In 2017, the Bollywood Film Club at Melbourne University was formed with the purpose of providing a form of socially inclusive community entertainment for Indian international students and whoever else wished to join. Unlike the context of watching Bollywood cinema in India with family and friends, Australia provides a different cultural context with most students here on their own and often reluctant to watch films alone in multiplex theatres. Cinemagoing in India is a resolutely social experience and studies show that the average moviegoer mostly goes to the theatre to be entertained, and to pass the time with friends and family. Often the movie title itself or its content are secondary considerations.  On the contrary, in the peculiarly Australian context of international student life, the space of reception is organised around a different logic – the emphasis is not only on re-creating home but on finding new community with like-minded Indians and non-Indians, through the act of participation in cinema going and related popular cultures. The Film Club organises film screenings attended by students from Melbourne’s many universities who find friendship and even life-partners in their collective viewing of films. Rather than simply suspending spectators into longing for home, cinema is crucial to navigating new social realities and building new social networks. During the pandemic, as Australia shut its borders, many Indian students were left stranded, disconnected from university cohorts and immediate social networks. As the lockdown extended social isolation grew and mental health worsened for many. During this period, the Bollywood student club shifted its film screenings online. In this virtual space students watched films and chatted socially, each bound by shared experience of immobility in Australia.

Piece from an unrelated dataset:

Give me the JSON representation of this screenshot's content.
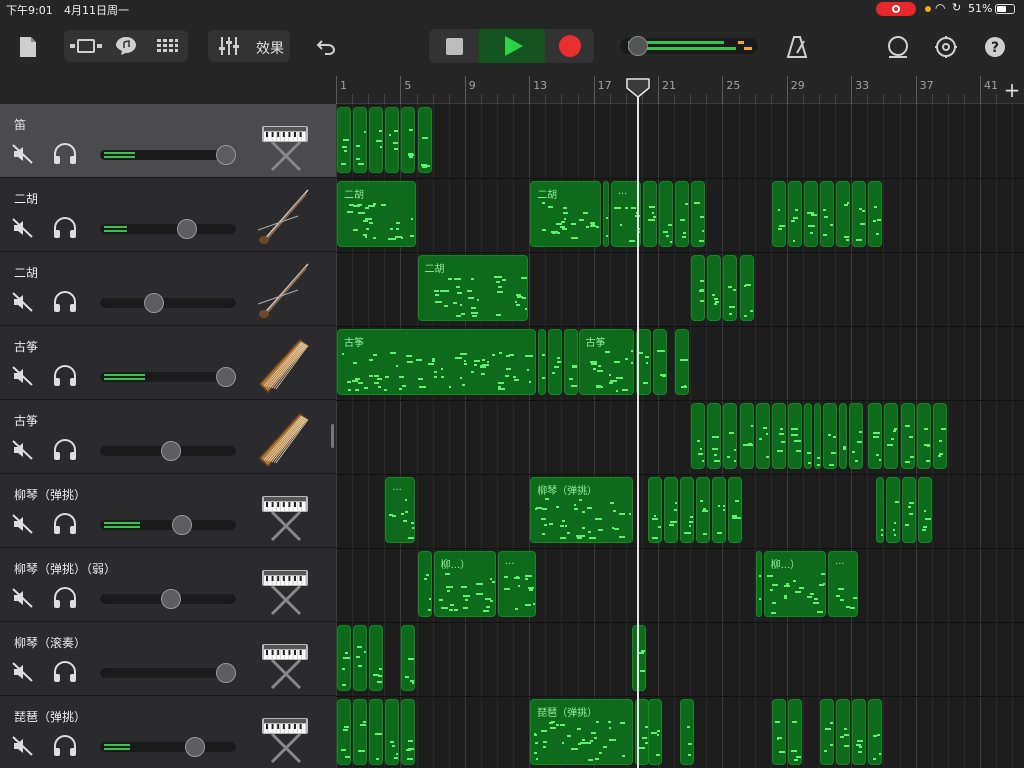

Cinema in this instance is mobilised for diverse functions; a familiar referent that speaks to both, old and new realities, potential connections, and desires.

The passion for cinema amongst the Indian diaspora audience is a dynamic and ever evolving phenomenon. While remaining connected with homeland, it is transformed and re-defined in response to diasporic relationships with new spaces and social milieus. Exploring these motivations and shifts will allow us to reconsider Indian diaspora audiences in more complex and meaningful ways.